Spring Cloud Sleuth is one of the projects under the spring cloud umbrella.

The objective of this project is to enable tracing in a distributed system and to make it easily configurable in a Spring Boot project.

Internally, Zipkin OSS is used to generate and report traces. Zipkin is an OSS that was initially developed by Twitter and is now maintained by the Zipkin community and volunteers.

Tracing becomes a challenge in distributed systems when there is no unique reference to trace a particular activity across multiple systems and services.

Spring Cloud Sleuth addresses this challenge and generates trace headers accordingly.

Each trace includes these three key information:

  1. Application name — As configured in the yml file
  2. Traceid — This is an Id assigned to a single request or job.
  3. SpanId — This is an Id assigned to a single unit of work. Multiple SpanId’s could be traced under the same TraceId.

If one microservice calls another microservice then the trace headers will continue in the called service.

Let’s see the implementation using a SpringBoot application (and compare it with an application that doesn’t use Sleuth)

If needed, check out the sample Spring Boot code here. Refer to this article to set up the workspace and project.
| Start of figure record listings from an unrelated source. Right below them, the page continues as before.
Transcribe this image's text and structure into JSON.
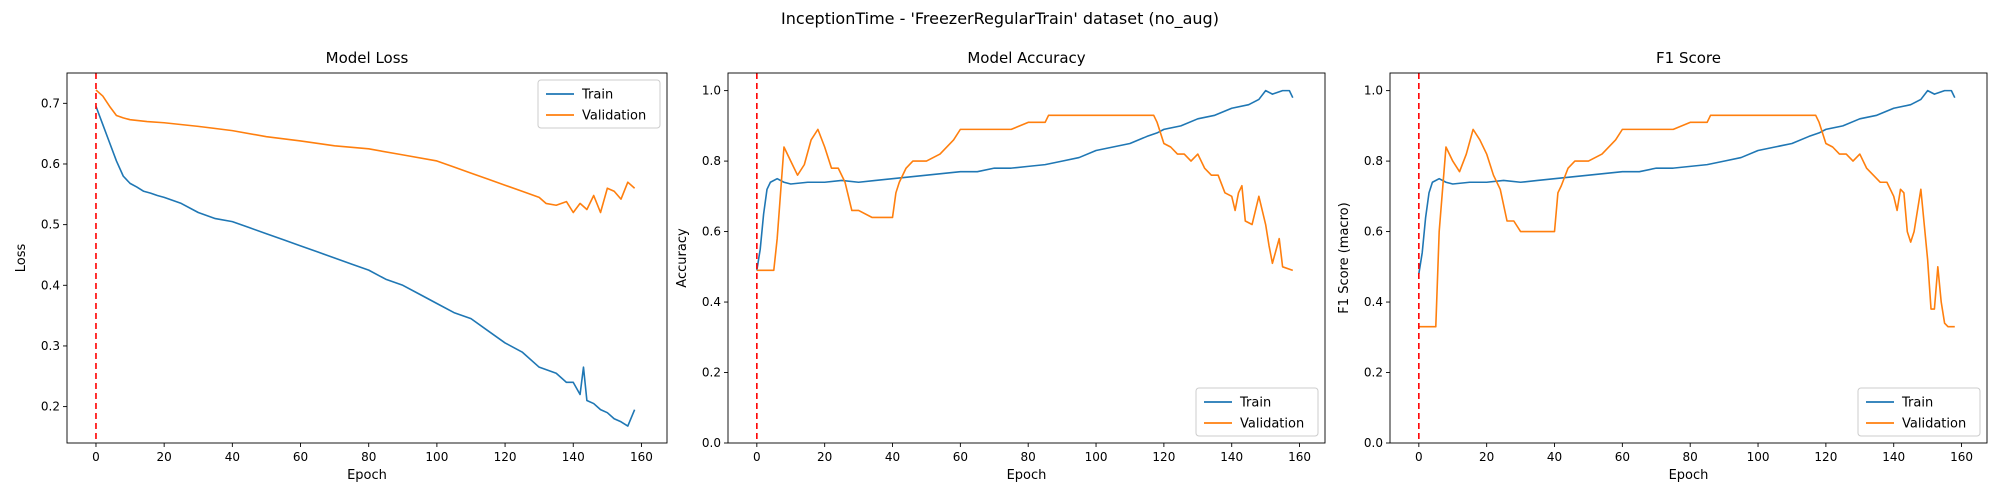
{
  "figure": {
    "suptitle": "InceptionTime - 'FreezerRegularTrain' dataset (no_aug)"
  },
  "colors": {
    "train": "#1f77b4",
    "validation": "#ff7f0e",
    "vline": "#ff0000"
  },
  "chart_data": [
    {
      "type": "line",
      "title": "Model Loss",
      "xlabel": "Epoch",
      "ylabel": "Loss",
      "xlim": [
        -8.5,
        167.5
      ],
      "ylim": [
        0.14,
        0.75
      ],
      "xticks": [
        0,
        20,
        40,
        60,
        80,
        100,
        120,
        140,
        160
      ],
      "yticks": [
        0.2,
        0.3,
        0.4,
        0.5,
        0.6,
        0.7
      ],
      "ytick_decimals": 1,
      "vline_x": 0,
      "legend_loc": "upper right",
      "series": [
        {
          "name": "Train",
          "x": [
            0,
            2,
            4,
            6,
            8,
            10,
            12,
            14,
            16,
            18,
            20,
            25,
            30,
            35,
            40,
            45,
            50,
            55,
            60,
            65,
            70,
            75,
            80,
            85,
            90,
            95,
            100,
            105,
            110,
            115,
            120,
            125,
            130,
            135,
            138,
            140,
            142,
            143,
            144,
            146,
            148,
            150,
            152,
            154,
            156,
            158
          ],
          "values": [
            0.695,
            0.665,
            0.635,
            0.605,
            0.58,
            0.568,
            0.562,
            0.555,
            0.552,
            0.548,
            0.545,
            0.535,
            0.52,
            0.51,
            0.505,
            0.495,
            0.485,
            0.475,
            0.465,
            0.455,
            0.445,
            0.435,
            0.425,
            0.41,
            0.4,
            0.385,
            0.37,
            0.355,
            0.345,
            0.325,
            0.305,
            0.29,
            0.265,
            0.255,
            0.24,
            0.24,
            0.22,
            0.265,
            0.21,
            0.205,
            0.195,
            0.19,
            0.18,
            0.175,
            0.168,
            0.195
          ]
        },
        {
          "name": "Validation",
          "x": [
            0,
            2,
            4,
            6,
            8,
            10,
            15,
            20,
            30,
            40,
            50,
            60,
            70,
            80,
            90,
            100,
            105,
            110,
            115,
            120,
            125,
            130,
            132,
            135,
            138,
            140,
            142,
            144,
            146,
            148,
            150,
            152,
            154,
            156,
            158
          ],
          "values": [
            0.722,
            0.712,
            0.695,
            0.68,
            0.676,
            0.673,
            0.67,
            0.668,
            0.662,
            0.655,
            0.645,
            0.638,
            0.63,
            0.625,
            0.615,
            0.605,
            0.595,
            0.585,
            0.575,
            0.565,
            0.555,
            0.545,
            0.535,
            0.532,
            0.538,
            0.52,
            0.535,
            0.525,
            0.548,
            0.52,
            0.56,
            0.555,
            0.542,
            0.57,
            0.56
          ]
        }
      ]
    },
    {
      "type": "line",
      "title": "Model Accuracy",
      "xlabel": "Epoch",
      "ylabel": "Accuracy",
      "xlim": [
        -8.5,
        167.5
      ],
      "ylim": [
        0.0,
        1.05
      ],
      "xticks": [
        0,
        20,
        40,
        60,
        80,
        100,
        120,
        140,
        160
      ],
      "yticks": [
        0.0,
        0.2,
        0.4,
        0.6,
        0.8,
        1.0
      ],
      "ytick_decimals": 1,
      "vline_x": 0,
      "legend_loc": "lower right",
      "series": [
        {
          "name": "Train",
          "x": [
            0,
            1,
            2,
            3,
            4,
            6,
            8,
            10,
            15,
            20,
            25,
            30,
            35,
            40,
            45,
            50,
            55,
            60,
            65,
            70,
            75,
            80,
            85,
            90,
            95,
            100,
            105,
            110,
            115,
            118,
            120,
            125,
            130,
            135,
            140,
            145,
            148,
            150,
            152,
            155,
            157,
            158
          ],
          "values": [
            0.49,
            0.55,
            0.65,
            0.72,
            0.74,
            0.75,
            0.74,
            0.735,
            0.74,
            0.74,
            0.745,
            0.74,
            0.745,
            0.75,
            0.755,
            0.76,
            0.765,
            0.77,
            0.77,
            0.78,
            0.78,
            0.785,
            0.79,
            0.8,
            0.81,
            0.83,
            0.84,
            0.85,
            0.87,
            0.88,
            0.89,
            0.9,
            0.92,
            0.93,
            0.95,
            0.96,
            0.975,
            1.0,
            0.99,
            1.0,
            1.0,
            0.98
          ]
        },
        {
          "name": "Validation",
          "x": [
            0,
            1,
            3,
            4,
            5,
            6,
            8,
            10,
            12,
            14,
            16,
            18,
            20,
            22,
            24,
            26,
            28,
            30,
            34,
            38,
            40,
            41,
            42,
            44,
            46,
            50,
            54,
            58,
            60,
            62,
            70,
            75,
            80,
            85,
            86,
            90,
            100,
            110,
            117,
            118,
            119,
            120,
            122,
            124,
            126,
            128,
            130,
            132,
            134,
            136,
            138,
            140,
            141,
            142,
            143,
            144,
            146,
            148,
            150,
            151,
            152,
            154,
            155,
            158
          ],
          "values": [
            0.49,
            0.49,
            0.49,
            0.49,
            0.49,
            0.58,
            0.84,
            0.8,
            0.76,
            0.79,
            0.86,
            0.89,
            0.84,
            0.78,
            0.78,
            0.74,
            0.66,
            0.66,
            0.64,
            0.64,
            0.64,
            0.71,
            0.74,
            0.78,
            0.8,
            0.8,
            0.82,
            0.86,
            0.89,
            0.89,
            0.89,
            0.89,
            0.91,
            0.91,
            0.93,
            0.93,
            0.93,
            0.93,
            0.93,
            0.91,
            0.88,
            0.85,
            0.84,
            0.82,
            0.82,
            0.8,
            0.82,
            0.78,
            0.76,
            0.76,
            0.71,
            0.7,
            0.66,
            0.71,
            0.73,
            0.63,
            0.62,
            0.7,
            0.62,
            0.56,
            0.51,
            0.58,
            0.5,
            0.49
          ]
        }
      ]
    },
    {
      "type": "line",
      "title": "F1 Score",
      "xlabel": "Epoch",
      "ylabel": "F1 Score (macro)",
      "xlim": [
        -8.5,
        167.5
      ],
      "ylim": [
        0.0,
        1.05
      ],
      "xticks": [
        0,
        20,
        40,
        60,
        80,
        100,
        120,
        140,
        160
      ],
      "yticks": [
        0.0,
        0.2,
        0.4,
        0.6,
        0.8,
        1.0
      ],
      "ytick_decimals": 1,
      "vline_x": 0,
      "legend_loc": "lower right",
      "series": [
        {
          "name": "Train",
          "x": [
            0,
            1,
            2,
            3,
            4,
            6,
            8,
            10,
            15,
            20,
            25,
            30,
            35,
            40,
            45,
            50,
            55,
            60,
            65,
            70,
            75,
            80,
            85,
            90,
            95,
            100,
            105,
            110,
            115,
            118,
            120,
            125,
            130,
            135,
            140,
            145,
            148,
            150,
            152,
            155,
            157,
            158
          ],
          "values": [
            0.48,
            0.54,
            0.64,
            0.71,
            0.74,
            0.75,
            0.74,
            0.735,
            0.74,
            0.74,
            0.745,
            0.74,
            0.745,
            0.75,
            0.755,
            0.76,
            0.765,
            0.77,
            0.77,
            0.78,
            0.78,
            0.785,
            0.79,
            0.8,
            0.81,
            0.83,
            0.84,
            0.85,
            0.87,
            0.88,
            0.89,
            0.9,
            0.92,
            0.93,
            0.95,
            0.96,
            0.975,
            1.0,
            0.99,
            1.0,
            1.0,
            0.98
          ]
        },
        {
          "name": "Validation",
          "x": [
            0,
            1,
            3,
            4,
            5,
            6,
            8,
            10,
            12,
            14,
            16,
            18,
            20,
            22,
            24,
            26,
            28,
            30,
            34,
            38,
            40,
            41,
            42,
            44,
            46,
            50,
            54,
            58,
            60,
            62,
            70,
            75,
            80,
            85,
            86,
            90,
            100,
            110,
            117,
            118,
            119,
            120,
            122,
            124,
            126,
            128,
            130,
            132,
            134,
            136,
            138,
            140,
            141,
            142,
            143,
            144,
            145,
            146,
            148,
            149,
            150,
            151,
            152,
            153,
            154,
            155,
            156,
            158
          ],
          "values": [
            0.33,
            0.33,
            0.33,
            0.33,
            0.33,
            0.6,
            0.84,
            0.8,
            0.77,
            0.82,
            0.89,
            0.86,
            0.82,
            0.76,
            0.72,
            0.63,
            0.63,
            0.6,
            0.6,
            0.6,
            0.6,
            0.71,
            0.73,
            0.78,
            0.8,
            0.8,
            0.82,
            0.86,
            0.89,
            0.89,
            0.89,
            0.89,
            0.91,
            0.91,
            0.93,
            0.93,
            0.93,
            0.93,
            0.93,
            0.91,
            0.88,
            0.85,
            0.84,
            0.82,
            0.82,
            0.8,
            0.82,
            0.78,
            0.76,
            0.74,
            0.74,
            0.7,
            0.66,
            0.72,
            0.71,
            0.6,
            0.57,
            0.6,
            0.72,
            0.62,
            0.52,
            0.38,
            0.38,
            0.5,
            0.4,
            0.34,
            0.33,
            0.33
          ]
        }
      ]
    }
  ]
}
You may use any Spring Boot application to follow this tutorial.

Start the application mentioned above and you will see the logs generated as given below,

Stop the application and let’s make the following changes to add cloud dependencies.

  1. Modify pom.xml

Note that, if you are using a different codebase then add a cloud version corresponding to your Spring Boot version.

2. Modify application.yml

Add the application’s name in the yml file, this name will be part of the trace generated by the sleuth.

“bar” name is copied straight from the spring docs, you may want to use a meaningful name.

3. Start the application

In the given example, when the service starts, a scheduler is triggered, after which you can hit GET/POST/DELETE APIs to test the trace ids.

We can see in the above logs, with each user request a new TraceId and SpanId are generated.

In distributed environments, there is a practice to generate a unique id and pass it in the header to trace all the consecutive calls, all that overhead can now be taken care of by the sleuth.

Configuration is straightforward and the trace output is easy enough to comprehend.

The biggest challenge though with passing a unique header or maintaining a unique id is, the traceability is lost in asynchronous calls. I do not see that issue being addressed in Sleuth as well.